The participants in each of the New York Life Insurance profit sharing and 401(k) plans had a complaint – they found out that the S&P 500 Index Fund offered as a designated investment alternative in their plans was much more expensive than other S&P 500 Index funds in the market, and had been for six years. In fact, the “MainStay Fund” was 17 times more expensive than the Vanguard Institutional Index Fund, the S&P 500 index fund offered by Vanguard that had annual expenses of only 2 basis points, or 0.02% per year, as opposed to Mainstay’s annual cost of 35 basis points, or 0.35% per year. And it wasn’t like the New York Life plans wouldn’t have access to any other S&P 500 index fund at a price similar to the Vanguard fund – the plans had approximately $2 billion in aggregate assets during the period.
Even worse, the MainStay Fund was a New York Life product – and some of the trustees appointed by New York Life to manage the investments of the plans were employees of its wholly owned subsidiary, New York Life Investment Management LLC (NYLIM), which managed the MainStay Fund. Having the New York Life plans in the MainStay Fund pumped up the assets under management in the Fund, which would have made the MainStay Fund more attractive to other investors; although it was alleged that no other plan with assets over $1 billion participated in the MainStay Fund. For this reason, and because New York Life received fees and expenses from the New York Life plans’ investment in the MainStay Fund, the placement of the Fund in the New York Life plans was a conflict of interest (a breach of ERISA’s duty to act solely in the best interest of plan participants and beneficiaries) and a prohibited transaction under the Employee Retirement Income Security Act (ERISA) (“A fiduciary with respect to a plan shall not deal with the assets of the plan in his own interests or for his own account.”)
Based on the assets the New York Life plans had invested in the MainStay Funds, the plaintiffs estimated that the plans overpaid $2.97 million between 2010 and 2014. On February 14th, the parties entered into a settlement agreement where the defendants, without admitting any wrong doing or liability, will pay $3 million, plus $50,000 in expenses in administering the settlement, which will be allocated to the plans for allocation to the affected participants after paying up to $1 million in attorneys’ fees.

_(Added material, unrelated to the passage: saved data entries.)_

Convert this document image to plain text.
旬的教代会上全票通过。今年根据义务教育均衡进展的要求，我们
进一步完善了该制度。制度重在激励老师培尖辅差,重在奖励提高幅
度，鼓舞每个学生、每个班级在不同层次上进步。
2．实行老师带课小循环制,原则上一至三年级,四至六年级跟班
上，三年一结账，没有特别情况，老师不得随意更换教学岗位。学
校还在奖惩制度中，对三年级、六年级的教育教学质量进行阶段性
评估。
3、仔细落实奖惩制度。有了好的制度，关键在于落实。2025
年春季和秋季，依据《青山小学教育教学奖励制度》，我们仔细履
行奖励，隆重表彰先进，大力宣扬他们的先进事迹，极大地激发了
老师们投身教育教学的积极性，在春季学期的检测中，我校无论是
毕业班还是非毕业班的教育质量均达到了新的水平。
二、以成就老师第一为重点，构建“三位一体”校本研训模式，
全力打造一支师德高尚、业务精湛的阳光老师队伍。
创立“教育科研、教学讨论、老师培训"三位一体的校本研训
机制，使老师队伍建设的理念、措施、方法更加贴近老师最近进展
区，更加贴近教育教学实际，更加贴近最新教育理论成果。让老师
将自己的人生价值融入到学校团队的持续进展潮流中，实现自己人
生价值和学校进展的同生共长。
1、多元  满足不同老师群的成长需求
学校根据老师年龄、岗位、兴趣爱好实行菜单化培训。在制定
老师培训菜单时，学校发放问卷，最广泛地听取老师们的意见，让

What can we learn from this?
- Understand your ERISA fiduciary duties. Because the New York Life fiduciaries made investment decisions that benefitted themselves, there would have been a prohibited transaction even if the fees on the MainStay Fund were not excessive. Even without a loss, the fiduciaries could have been barred from serving as fiduciaries in the future. This was also a failure of the ERISA duty of loyalty.
- Benchmark, benchmark, benchmark. Even if the fiduciaries did not have a conflict of interest, they would have been liable for the failure to investigate whether similar, lower cost funds were available to the plans. This was a failure of the ERISA duty of prudence as well as the duty of loyalty.
- Remember, exercising your fiduciary duties is a matter of process, not results. Document how and why you made your decisions, taking into account things like performance, cost, and services provided. You don’t necessarily have to pick the lowest cost funds available, but you do have to be able to demonstrate your prudent and loyal process.